The trust special administrator this morning issued his draft report into the first organisation to face the NHS’s failure regime, recommending the trust is broken up.

Special administrator Matthew Kershaw recommended South London Healthcare Trust is split into three parts, in a move that would see accident and emergency services downgraded at neighbouring Lewisham Healthcare Trust’s main existing site.

Mr Kershaw was appointed special administrator after then health secretary Andrew Lansley in June made South London the first organisation to be subject to the failure regime.

The failure regime is widely expected to be used at other trusts and in July HSJ reported that the measure was also being considered for Mid Yorkshire Hospitals Trust.

There will now be a 30-day consultation into the draft document Mr Kershaw has produced before a final report is made to health secretary Jeremy Hunt, who will then have until early February to make a decision on the trust’s future.

The draft report recommends South London Healthcare Trust’s Queen Elizabeth Hospital in Greenwich is merged with Lewisham Healthcare Trust and that the Queen Mary Hospital in Bexley is turned into a “health campus” owned by Oxleas Foundation Trust.

It said the combined Greenwich-Lewisham trust should have only one full A&E - at the Greenwich site, which has a large private finance initiative contract. Lewisham Hospital’s A&E would therefore be downgraded.

Mr Kershaw said the “preferred option” for South London’s third site in Bromley was for it to be merged with King’s College Hospital Foundation Trust. However, he suggests a another possible option of a procurement exercise being run to decide who should manage the Bromley site, keeping alive private providers’ hopes of them running part of the trust as a franchise.

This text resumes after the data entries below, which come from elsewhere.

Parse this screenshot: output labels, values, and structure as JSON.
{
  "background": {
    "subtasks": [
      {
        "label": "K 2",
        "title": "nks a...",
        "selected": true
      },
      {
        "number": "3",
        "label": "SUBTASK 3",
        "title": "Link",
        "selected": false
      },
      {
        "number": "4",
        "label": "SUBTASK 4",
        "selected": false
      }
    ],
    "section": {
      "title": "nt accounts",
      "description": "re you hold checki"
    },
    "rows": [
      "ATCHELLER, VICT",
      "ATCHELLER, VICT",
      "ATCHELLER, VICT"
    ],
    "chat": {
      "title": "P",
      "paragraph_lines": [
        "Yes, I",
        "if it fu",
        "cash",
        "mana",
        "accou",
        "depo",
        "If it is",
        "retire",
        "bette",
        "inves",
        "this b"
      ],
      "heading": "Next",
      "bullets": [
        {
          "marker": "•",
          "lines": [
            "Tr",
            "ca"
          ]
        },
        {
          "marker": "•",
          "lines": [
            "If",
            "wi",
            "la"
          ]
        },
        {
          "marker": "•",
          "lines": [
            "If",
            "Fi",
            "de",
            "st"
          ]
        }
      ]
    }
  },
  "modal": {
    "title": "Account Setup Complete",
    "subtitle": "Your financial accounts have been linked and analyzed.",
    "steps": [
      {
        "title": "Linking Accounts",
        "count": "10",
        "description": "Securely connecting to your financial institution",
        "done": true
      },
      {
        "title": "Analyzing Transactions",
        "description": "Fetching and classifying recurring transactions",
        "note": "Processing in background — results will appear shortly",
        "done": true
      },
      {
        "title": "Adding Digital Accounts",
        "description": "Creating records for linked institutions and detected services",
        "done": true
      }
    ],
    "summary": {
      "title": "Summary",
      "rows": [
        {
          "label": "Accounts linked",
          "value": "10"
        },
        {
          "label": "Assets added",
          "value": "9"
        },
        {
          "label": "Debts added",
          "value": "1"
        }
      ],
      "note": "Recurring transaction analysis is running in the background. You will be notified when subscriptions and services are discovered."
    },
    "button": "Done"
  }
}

He added that Dartford and Gravesham Trust would run day case surgery work in Bexley for a year on an interim basis while a procurement exercise was run.

South London Healthcare ended 2011-12 with a deficit of £69m.

Mr Kershaw received expressions of interest from 39 organisations about running parts of the trust, although HSJ understands none wanted to take on the entire organisation.

He this morning confirmed nine bids were taken forward for more detailed consideration, although he would not name them, citing commercial confidentiality.


Key numbers from the report:

Operating costs have declined by £69.2m from 2009-10 to 2012-13, while revenue has declined £32.1m over the same period.

The “cost improvement programme opportunity” for the trust is £43m, “based on a risk assessed proportion of the total potential productivity opportunity (£79m)”.

The report said: “It is recommended that the Department of Health writes off the debt associated with the accumulation of deficits at SLHT, By March 2013 this is estimated to be £207m.”

Nearly a third of the £62m potential savings the trust describes come from medical productivity. The document said: “The trust has the lowest income per consultant in its peer group, a very high ratio of junior doctors to consultant staff and high use of locum and agency staff.” If the trust was as efficienct as the best performing trusts it could lose 140 doctors from its total of 862 whole-time equivalents.


HSJ reported at the start of this month that these included East Kent Hospitals University Foundation Trust, King’s College Hospital Foundation Trust, Dartford and Gravesham Trust and Lewisham Healthcare Trust.

Virgin Care, Circle, Care UK, Capita and Serco also bid but it is not known if any were taken forward to the second stage.

The draft report criticised South London’s previous management for not tackling “key strategic challenges such as overall medical productivity”.

It added: “This is demonstrated by the high number of low value cost improvement programmes.”

The draft report has recommended options very similar to those set out in a ‘simulation exercise’ run by NHS London in February.

This saw King’s College, Oxleas and Lewisham involved in modelling different scenarios for South London Healthcare Trust.

One of these was for a foundation trust takeover of one or more of the sites and another involving a “joint venture” between the private sector and an FT of the kind now mooted for the Bexley site.

Speaking at a press conference this morning Mr Kershaw would not rule out job cuts and the trust is already signed up to reducing its workforce by five per cent by March 2016.

A document from the simulation exercise in February said: “Around 60 per cent of total expenditure is attributed to staff pay bill; including temporary bank and agency spend. The current make-up of the workforce is predominantly female (80.54 per cent). Part-time employees equate to 31.4 per cent of the workforce.

“The trust is currently forecasting workforce numbers based on a year on year reduction of five per cent over next five years i.e. from 5,838 whole time equivalents in March 2012 to 4,755 in March 2016.

“Recent benchmarking intelligence that identified that SLHT has a larger workforce with higher than average bandings than comparable trusts.”